The latency between kicking off a huge file transfer and it’s completion can be solved with more and more bandwidth. But there are practical limits to this. Even with 100Gig links between everything containing data in your data center, you’re still limited to the speed of the slowest link. When you hit the wider Internet, those links can often be slowed down to something approaching 1Gig or even less depending on traffic conditions. And that’s something you have no control over.
One of the solutions offered on the panel was the ability to split the data being transferred into chunks to be sent across parallel circuits and reassembled on the other side. This would increase the amount of processing capability needed to reassemble those fragments, but it would also solve a major limitation of bandwidth limits. Given that the majority of these file transfers are headed for a cloud storage system, the increased need for processing power for reassembly is a bit of non-issue. But why do we even need to move that data in the first place?
Bring The Cloud To The Mountain
One of the points that David Meyer brought up in the panel was that data has gravity. A large amount of data has a very specific gravity. That means moving that much data is difficult under the best of circumstances. Backup and recovery of that data can be difficult at first, but those operations are optimized for incremental data changes over time. Why then are we looking to move terabytes or even petabytes of data quickly in large volumes?
That’s because of the cloud. Companies like Yahoo sometimes need to do a lot of processing on huge data repositories. That means moving data to a cloud processing facility, doing complex operations, and then moving it back to your own repository to avoid paying huge storage charges on that data. If you only need to do this kind of processing three or four times a year on specific dates it’s not difficult to schedule the process to make sure that data is where it needs to be on the day it needs to be there.
But some companies that are looking for near instantaneous access to infinite computing resources in the cloud to do complex analytics at a moment’s notice.
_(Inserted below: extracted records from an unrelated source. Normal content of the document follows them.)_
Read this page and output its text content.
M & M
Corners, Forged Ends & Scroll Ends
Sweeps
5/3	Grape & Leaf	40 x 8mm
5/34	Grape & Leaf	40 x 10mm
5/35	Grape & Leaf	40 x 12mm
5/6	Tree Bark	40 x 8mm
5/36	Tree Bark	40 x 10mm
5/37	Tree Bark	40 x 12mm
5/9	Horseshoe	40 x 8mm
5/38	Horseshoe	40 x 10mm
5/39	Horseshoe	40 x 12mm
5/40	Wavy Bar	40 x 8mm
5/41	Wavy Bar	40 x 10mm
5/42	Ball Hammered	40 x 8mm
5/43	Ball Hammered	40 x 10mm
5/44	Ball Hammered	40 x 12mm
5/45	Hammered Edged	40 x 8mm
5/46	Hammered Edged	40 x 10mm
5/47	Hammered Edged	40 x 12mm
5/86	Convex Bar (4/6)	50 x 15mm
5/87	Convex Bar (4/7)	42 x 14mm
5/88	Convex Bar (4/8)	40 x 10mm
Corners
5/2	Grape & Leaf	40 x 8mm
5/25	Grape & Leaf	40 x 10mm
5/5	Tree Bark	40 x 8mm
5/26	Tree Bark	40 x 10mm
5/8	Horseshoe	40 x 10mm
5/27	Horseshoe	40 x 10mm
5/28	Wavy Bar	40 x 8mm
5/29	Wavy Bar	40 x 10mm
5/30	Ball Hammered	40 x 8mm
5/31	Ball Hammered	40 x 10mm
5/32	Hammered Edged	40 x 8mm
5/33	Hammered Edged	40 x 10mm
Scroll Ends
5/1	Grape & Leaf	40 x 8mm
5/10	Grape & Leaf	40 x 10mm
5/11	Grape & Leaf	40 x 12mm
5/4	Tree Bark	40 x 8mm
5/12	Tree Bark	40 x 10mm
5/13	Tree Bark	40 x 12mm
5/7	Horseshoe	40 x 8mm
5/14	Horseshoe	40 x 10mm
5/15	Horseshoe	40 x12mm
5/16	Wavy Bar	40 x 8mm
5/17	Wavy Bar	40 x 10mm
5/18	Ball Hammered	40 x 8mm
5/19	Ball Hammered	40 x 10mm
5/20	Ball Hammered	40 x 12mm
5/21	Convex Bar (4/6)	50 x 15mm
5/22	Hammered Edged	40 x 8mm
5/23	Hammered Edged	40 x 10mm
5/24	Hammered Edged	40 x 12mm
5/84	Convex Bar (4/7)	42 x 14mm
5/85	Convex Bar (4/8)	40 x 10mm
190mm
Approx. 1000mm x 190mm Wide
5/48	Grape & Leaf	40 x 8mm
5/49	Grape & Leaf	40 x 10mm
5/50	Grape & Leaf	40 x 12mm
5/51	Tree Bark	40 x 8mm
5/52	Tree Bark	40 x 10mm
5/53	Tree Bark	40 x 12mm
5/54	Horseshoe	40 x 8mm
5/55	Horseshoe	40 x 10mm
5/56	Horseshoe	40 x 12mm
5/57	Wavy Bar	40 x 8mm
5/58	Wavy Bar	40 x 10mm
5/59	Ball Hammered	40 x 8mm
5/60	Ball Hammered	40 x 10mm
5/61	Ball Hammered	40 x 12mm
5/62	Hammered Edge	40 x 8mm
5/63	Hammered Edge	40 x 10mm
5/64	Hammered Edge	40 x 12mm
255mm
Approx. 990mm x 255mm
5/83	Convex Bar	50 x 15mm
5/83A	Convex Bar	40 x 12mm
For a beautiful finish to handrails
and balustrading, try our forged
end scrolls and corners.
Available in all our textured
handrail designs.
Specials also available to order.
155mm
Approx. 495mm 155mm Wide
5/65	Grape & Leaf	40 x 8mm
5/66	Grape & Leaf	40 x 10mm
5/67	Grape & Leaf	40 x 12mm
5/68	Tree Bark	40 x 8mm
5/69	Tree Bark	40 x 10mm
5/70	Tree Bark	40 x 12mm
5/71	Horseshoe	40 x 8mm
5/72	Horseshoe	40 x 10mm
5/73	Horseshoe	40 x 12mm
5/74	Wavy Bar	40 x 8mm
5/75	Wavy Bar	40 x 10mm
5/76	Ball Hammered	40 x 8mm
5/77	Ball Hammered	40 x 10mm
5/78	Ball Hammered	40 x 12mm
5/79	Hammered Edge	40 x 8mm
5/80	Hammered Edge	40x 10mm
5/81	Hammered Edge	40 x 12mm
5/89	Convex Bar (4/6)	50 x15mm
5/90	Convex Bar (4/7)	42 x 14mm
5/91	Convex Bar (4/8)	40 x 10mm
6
That means that companies have moved the latency slider to zero and hope that they can burst that data to the cloud quickly and cheaply. But why does that data need to be moved there?
David Meyer gave us a hint of a better solution. He suggested spinning up compute resources closer to the data rather than moving large amounts of data frequently. Allywyn Sequeira of VMware said it best with, “Data is a huge issue. You need to take the cloud to the data.” That’s where the promise of containers comes into play.
Earlier, we discussed the idea of breaking data up into multiple distinct packet streams and sending it over several routes to reduce latency. This same idea can apply to data analysis as well. Rather than building a system designed to ingest millions or billions of records and sit idle in the mean time, why not create thousands of short-lived operations designed to read hundreds of records, return results, and then destroy themselves to free up resources. Now, the infinite power of the cloud still exists in our private data centers. It just might have a slower processing time as these containers are built, processed, and destroyed.
Now, the need to move data back and forth to the public cloud becomes less of an issue. Rather than relying on WAN connections or complex processing of parallel packet streams, we can build simple compute devices by the tens of thousands to accomplish simple goals and then vanish to release resources. That means less reliance on hardware refresh cycles and the need to over provision huge Top-of-Rack and End-of-Row uplinks. Instead, we can build software networking constructs to help containers do their work faster and transmit their results with more efficiency.
Networking is probably the last remaining non-integrated bottleneck in the data center. But rather than looking at all the ways that you should buy more bandwidth or change the way you provision systems in your data center, perhaps it’s time to take a look at the way you’re processing your data. Maybe the problem isn’t the network after all.